The Perks of Being a Wallflower, 2012

Netflix | PG-13 | 1 hour 43 minutes | Retro Review

Originally published 01/05/2021

I grow weary of the term ‘coming of age,’ even if the cliché fits the movie (in a good way).  It’s easier to just call it a film about teenagers.  I also struggle with the way writers portray the high school experience.  It’s another cliché that freshman hazing is rampant and that the kids at the prom or homecoming know how to dance and they can’t wait to get out on the floor to show their movies.  Regardless, The Perks of Being a Wallflower is a wonderful film and there are many parts of it that I wish were a part of the high school experience.  Perks was written and directed by the author of the original book, Stephen Chbosky.

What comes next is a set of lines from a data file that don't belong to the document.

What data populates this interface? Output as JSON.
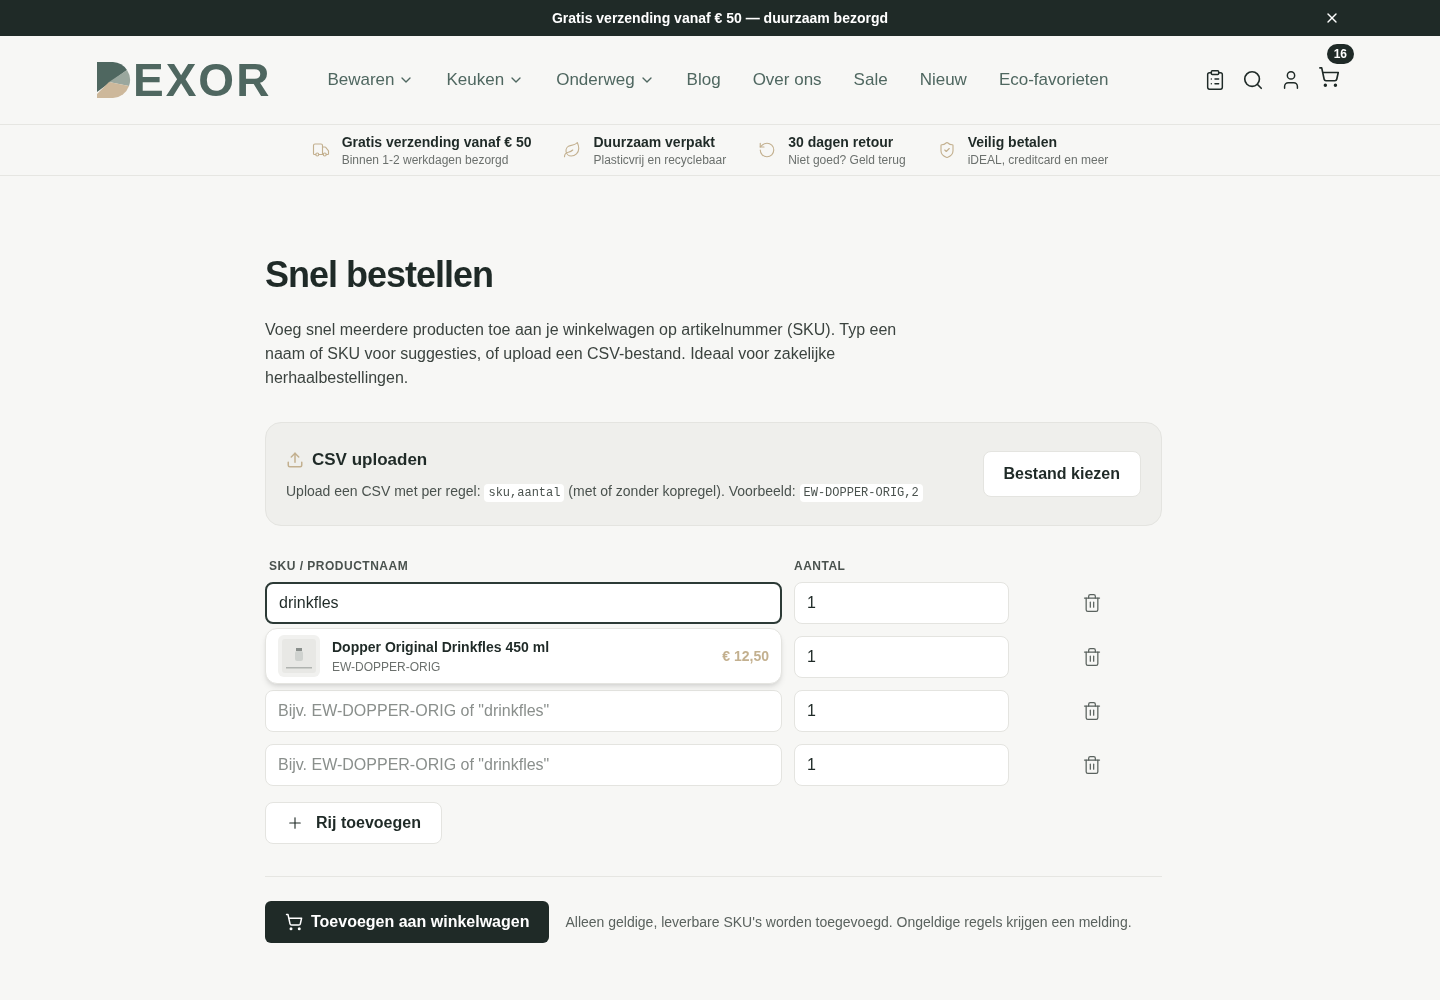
{
  "announcement": {
    "text": "Gratis verzending vanaf € 50 — duurzaam bezorgd"
  },
  "logo": {
    "text": "EXOR"
  },
  "nav": [
    {
      "label": "Bewaren",
      "has_menu": true
    },
    {
      "label": "Keuken",
      "has_menu": true
    },
    {
      "label": "Onderweg",
      "has_menu": true
    },
    {
      "label": "Blog",
      "has_menu": false
    },
    {
      "label": "Over ons",
      "has_menu": false
    },
    {
      "label": "Sale",
      "has_menu": false
    },
    {
      "label": "Nieuw",
      "has_menu": false
    },
    {
      "label": "Eco-favorieten",
      "has_menu": false
    }
  ],
  "cart": {
    "count": "16"
  },
  "usps": [
    {
      "kind": "truck",
      "title": "Gratis verzending vanaf € 50",
      "subtitle": "Binnen 1-2 werkdagen bezorgd"
    },
    {
      "kind": "leaf",
      "title": "Duurzaam verpakt",
      "subtitle": "Plasticvrij en recyclebaar"
    },
    {
      "kind": "return",
      "title": "30 dagen retour",
      "subtitle": "Niet goed? Geld terug"
    },
    {
      "kind": "shield",
      "title": "Veilig betalen",
      "subtitle": "iDEAL, creditcard en meer"
    }
  ],
  "title": "Snel bestellen",
  "intro": "Voeg snel meerdere producten toe aan je winkelwagen op artikelnummer (SKU). Typ een naam of SKU voor suggesties, of upload een CSV-bestand. Ideaal voor zakelijke herhaalbestellingen.",
  "csv": {
    "title": "CSV uploaden",
    "text_before": "Upload een CSV met per regel:",
    "code_format": "sku,aantal",
    "text_middle": "(met of zonder kopregel). Voorbeeld:",
    "code_example": "EW-DOPPER-ORIG,2",
    "button": "Bestand kiezen"
  },
  "columns": [
    "SKU / PRODUCTNAAM",
    "AANTAL"
  ],
  "rows": [
    {
      "sku": "drinkfles",
      "focused": true,
      "quantity": "1"
    },
    {
      "quantity": "1"
    },
    {
      "placeholder": "Bijv. EW-DOPPER-ORIG of \"drinkfles\"",
      "focused": false,
      "quantity": "1"
    },
    {
      "placeholder": "Bijv. EW-DOPPER-ORIG of \"drinkfles\"",
      "focused": false,
      "quantity": "1"
    }
  ],
  "suggestion": {
    "name": "Dopper Original Drinkfles 450 ml",
    "sku": "EW-DOPPER-ORIG",
    "price": "€ 12,50"
  },
  "add_row": "Rij toevoegen",
  "submit": {
    "label": "Toevoegen aan winkelwagen",
    "note": "Alleen geldige, leverbare SKU's worden toegevoegd. Ongeldige regels krijgen een melding."
  }
}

‘Perks’ describes the various trauma that the main character, Charlie, goes through as a child and throughout his freshman year of high school.  The stress of being in a new and hostile social environment stirs up the repressed memories of childhood and threatens to bring back a previously experienced mental breakdown, which he suffered after a previous friend committed an inexplicable suicide.  But Charlie, played by Logan Lerman, becomes enveloped into a tight-knit group of semi-outcast seniors.  He gets tight with stepsiblings Patrick and Samantha (Sam), played by Ezra Miller and Emma Watson.  Naturally he falls in love with Sam, but she’s dating a college guy.  This initiates the conflict that eventually leads to another breakdown at the end of the school year as the seniors of the group prepare for the next phase of their lives and leave.  The final trigger exposes the PTSD that Charlie has been holding in so tightly, and his family and friends must help him hold the pieces together.

I can always appreciate a movie that explores mental health honestly and directly and how it affects us all during the various stages of our lives.  Add to that the sometimes-frightening experiences of adolescents dealing with acceptance in general and how it relates to homosexuality.  ‘Coming out’ or living outside the closet will likely never get easier.  Many themes are explored here.  Although at times it may feel like an after school special.  The Perks of Being a Wallflower was a fabulous ride through what high school could have been like if it had been a more interesting experience than it actually was.  So, it was a great movie but NOT CONVINCING.  Even with all the conflict and challenges that happen to this cool cast of outsiders, many of these events are what we hope high school is like, but it doesn’t resemble the real thing.

BEST moment of the movie was Ezra, as Patrick, impersonating the shop teacher.  We always know what happens during a scene like this.  The perpetrator will get busted by the victim but this time, wearing an inked-in goatee, he owns it and doesn’t back down.  It’s safe to say that Ezra Miller was also the STANDOUT who stole the show.  He had great sincerity and evoked nearly as much sympathy as the main character.  The Academy wouldn’t have looked closely at this one but I loved it.  I SCORE it a 7, which is my highest so far.